Ich sage aber auch, dass das mit der Strukturreform verfolgte Prinzip der Einräumigkeit, das heißt, dass es in den künftig elf Landkreisen und den drei kreisfreien Städten jeweils nur eine Behörde geben soll, den sich ändernden Rahmenbedingungen Rechnung trägt. In diesem Zusammenhang muss man jedoch darauf hinweisen, dass bei der vorgenommenen Standortwahl das Prinzip der Einräumigkeit der Verwaltung nicht durchgängig eingehalten worden ist. Dies hat unter Umständen dazu beigetragen, dass Standortentscheidungen von den Betroffenen vor Ort nicht immer nachvollzogen werden können.
Im Hinblick auf die oft geforderten Zweistufigkeit der Verwaltung - wir haben dies auch heute wieder gehört - ist anzumerken, dass diese nicht immer sinnvoll ist und dass diesbezüglich undifferenzierte Forderungen wenig hilfreich sind.
Insbesondere im Bereich der Finanzverwaltung, wo Massengeschäfte abgewickelt werden, ist eine Mittelinstanz als operative Kontroll- und Bündelungsinstanz sinnvoll. Darüber hinaus nimmt die Oberfinanzdirektion als Mittelbehörde Aufgaben eines Finanzdienstleisters innerhalb
der Landesverwaltung mit dem Schwerpunkt Steuerverwaltung wahr.
Weiterhin wurden neben den bisherigen Aufgaben der Dienst- und Fachaufsicht über die Finanzämter, dem Betrieb des Finanzrechenzentrums sowie der Landesleitstelle für Bezügezahlung der Oberfinanzdirektion die Bezügeverwaltung, die Aufgaben der Landeszentralkasse sowie die Zuständigkeit für Aufgaben der EU-Bescheinigenden Stelle übertragen.
Werte Abgeordnete!

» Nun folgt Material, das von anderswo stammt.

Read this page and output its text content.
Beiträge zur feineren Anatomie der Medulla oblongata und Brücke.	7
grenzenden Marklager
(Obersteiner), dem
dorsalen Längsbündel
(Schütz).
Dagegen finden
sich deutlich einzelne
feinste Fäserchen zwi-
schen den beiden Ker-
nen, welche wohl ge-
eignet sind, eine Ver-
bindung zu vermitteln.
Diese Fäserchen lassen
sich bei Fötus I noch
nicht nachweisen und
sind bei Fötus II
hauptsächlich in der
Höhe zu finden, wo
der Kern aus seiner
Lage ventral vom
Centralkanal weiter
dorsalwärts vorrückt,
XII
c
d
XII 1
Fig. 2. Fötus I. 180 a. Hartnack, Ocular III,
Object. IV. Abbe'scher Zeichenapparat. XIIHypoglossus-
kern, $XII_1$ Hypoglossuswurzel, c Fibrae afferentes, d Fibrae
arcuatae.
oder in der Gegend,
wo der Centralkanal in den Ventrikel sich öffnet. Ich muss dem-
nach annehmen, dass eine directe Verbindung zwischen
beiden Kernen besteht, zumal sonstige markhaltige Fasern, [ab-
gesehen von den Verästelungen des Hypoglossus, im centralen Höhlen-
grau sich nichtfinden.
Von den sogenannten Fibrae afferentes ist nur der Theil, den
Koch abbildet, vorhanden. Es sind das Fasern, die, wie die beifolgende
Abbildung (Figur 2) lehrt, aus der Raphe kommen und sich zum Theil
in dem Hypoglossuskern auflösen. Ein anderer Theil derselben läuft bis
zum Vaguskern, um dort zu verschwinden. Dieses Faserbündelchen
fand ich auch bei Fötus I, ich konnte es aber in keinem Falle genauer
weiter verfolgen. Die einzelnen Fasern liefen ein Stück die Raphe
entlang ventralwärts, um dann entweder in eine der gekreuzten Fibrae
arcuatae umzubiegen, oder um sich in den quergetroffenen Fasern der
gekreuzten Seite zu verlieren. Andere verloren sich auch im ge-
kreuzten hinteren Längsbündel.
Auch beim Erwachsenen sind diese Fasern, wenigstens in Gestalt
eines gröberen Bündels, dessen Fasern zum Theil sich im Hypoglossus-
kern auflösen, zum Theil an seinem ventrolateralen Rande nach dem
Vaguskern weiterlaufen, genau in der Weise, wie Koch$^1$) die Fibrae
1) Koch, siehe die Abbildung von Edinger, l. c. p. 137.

Neben diesen Erwägungen ist mir und meiner Fraktion bewusst, dass im Zusammenhang mit der technischen Frage, ob und inwieweit eine Neugliederung der Finanzverwaltung einer besonderen Regelung durch den Gesetzgeber bedarf, und der Diskussion darüber durchaus unterschiedliche Auffassungen vertreten werden. Doch die Diskussion über Steuern und deren Beitreibung ist fast so alt wie die zivilisierte Welt; denn wie schrieb schon Paulus in einem Brief an die Römer - ich zitiere -:
„Deshalb ist es notwendig, Gehorsam zu leisten, nicht allein aus Furcht vor Strafe, sondern vor allem um des Gewissens willen. Das ist auch der Grund, weshalb ihr Steuern zahlt; denn in Gottes Auftrag handeln jene, die Steuern einzuziehen haben. Gebt allen, was ihr ihnen schuldig seid, sei es Steuer oder Zoll, sei es Furcht oder Ehre.“
- Moment.
Insbesondere vor dem Hintergrund des in Juristenkreisen oft zitierten Spruchs „zwei Juristen - drei Meinungen“ plädieren wir für eine Überweisung des Antrages der Linkspartei.PDS in die Ausschüsse für Finanzen sowie für Recht und Verfassung, um dort die aufgeworfenen Fragen in sachlicher Art und Weise zu erörtern.
In Anlehnung an die Anfrage von Frau Dr. Klein sage ich: Es gibt in der Finanzverwaltung die Möglichkeit, ein eintägiges oder mehrtägiges Praktikum - je nachdem, wie Ihr Terminkalender es hergibt - durchzuführen. Machen Sie es bitte! - Danke.